Опустевшая гавань затихла. Но следы урагана виднелись повсюду. Поднимаясь по склону, шихтмейстер увидел вывернутую с корнями распластанную поперек дороги старую, неведомо сколь простоявшую здесь, на пологом угоре, березу, обошел ее, трогая пальцами влажновато-липкие и живые еще листья, невольно глянул влево, на деревню, и тотчас заметил несколько обезглавленных изб, крыши которых напрочь были порушены и снесены… Тревога внезапно его охватила, и он почти бегом кинулся к своему дому, не обращая уже никакого внимания на поваленную изгородь, шагнул через жерди, забыв о калитке и думая лишь об одном: как там Пелагея с Настенькой… что с домом?
Но тревога оказалась напрасной. Новый дом стоял прочно – и крыша была на месте. Пелагея, увидев мужа, кинулась навстречу, прижалась лицом к мокрому и помятому его сюртуку: «Господи, Ваня, где ты был? А мы тут таких страхов натерпелись!..»

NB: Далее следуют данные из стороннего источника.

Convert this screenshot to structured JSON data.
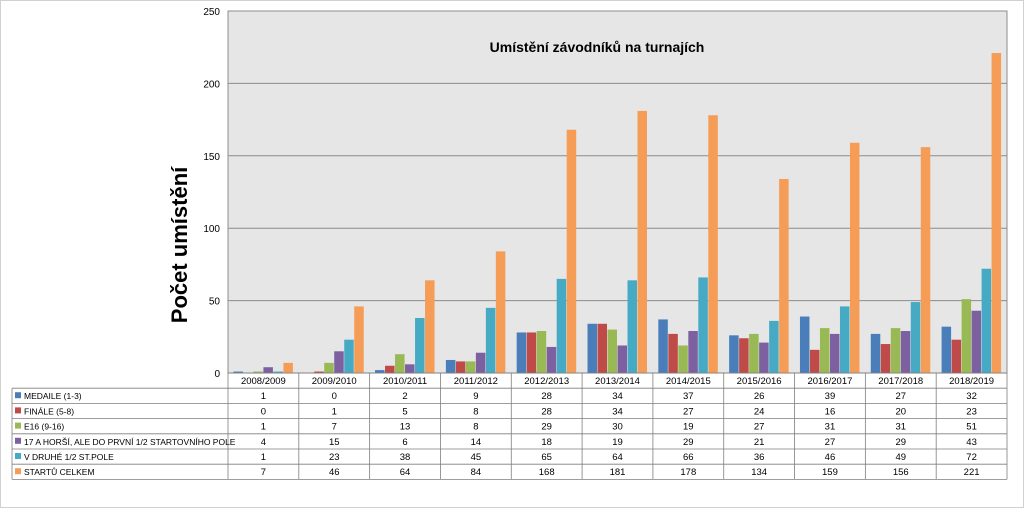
{
  "chart_data": {
    "type": "bar",
    "title": "Umístění závodníků na turnajích",
    "ylabel": "Počet umístění",
    "xlabel": "",
    "ylim": [
      0,
      250
    ],
    "yticks": [
      0,
      50,
      100,
      150,
      200,
      250
    ],
    "grid": true,
    "legend": "data-table-below",
    "categories": [
      "2008/2009",
      "2009/2010",
      "2010/2011",
      "2011/2012",
      "2012/2013",
      "2013/2014",
      "2014/2015",
      "2015/2016",
      "2016/2017",
      "2017/2018",
      "2018/2019"
    ],
    "series": [
      {
        "name": "MEDAILE (1-3)",
        "color": "#4a7ebb",
        "values": [
          1,
          0,
          2,
          9,
          28,
          34,
          37,
          26,
          39,
          27,
          32
        ]
      },
      {
        "name": "FINÁLE (5-8)",
        "color": "#be4b48",
        "values": [
          0,
          1,
          5,
          8,
          28,
          34,
          27,
          24,
          16,
          20,
          23
        ]
      },
      {
        "name": "E16 (9-16)",
        "color": "#98b954",
        "values": [
          1,
          7,
          13,
          8,
          29,
          30,
          19,
          27,
          31,
          31,
          51
        ]
      },
      {
        "name": "17 A HORŠÍ, ALE DO PRVNÍ 1/2 STARTOVNÍHO POLE",
        "color": "#7d60a0",
        "values": [
          4,
          15,
          6,
          14,
          18,
          19,
          29,
          21,
          27,
          29,
          43
        ]
      },
      {
        "name": "V DRUHÉ 1/2 ST.POLE",
        "color": "#46aac5",
        "values": [
          1,
          23,
          38,
          45,
          65,
          64,
          66,
          36,
          46,
          49,
          72
        ]
      },
      {
        "name": "STARTŮ CELKEM",
        "color": "#f59d56",
        "values": [
          7,
          46,
          64,
          84,
          168,
          181,
          178,
          134,
          159,
          156,
          221
        ]
      }
    ]
  },
  "colors": {
    "plot_background": "#e6e6e6",
    "gridline": "#8c8c8c"
  }
}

Вечером Ползунов разгорнул «Журнал о всяких в пути случившихся обстоятельствах» и записал, как бы заново все пережив: «Нынеча, на исходе мая, зделалась прежестокая буря, каковой видеть мне прежде не случалось, что продолжалось часов около пяти, – писал он разгонистым крупным почерком. – Удивлению было достойно, откуд такая пространная река в коротком времени воздухом пролилась. И так было пресильно, что, поднимая волну на воздух, чрез суда метало на берег».
Отложил перо, написанное перечитал и улыбнулся, обнаружив близкое сходство слов «откуд такая пространная река в коротком времени воздухом пролилась» с ломоносовской фразой, читанной не однажды: «Откуду ж толикая река воздуху происхождение такое имеет?» Однако менять ничего не стал, решив, что все ураганы сходны – и ничего тут не переиначишь. Да и ломоносовский стиль был ему по душе.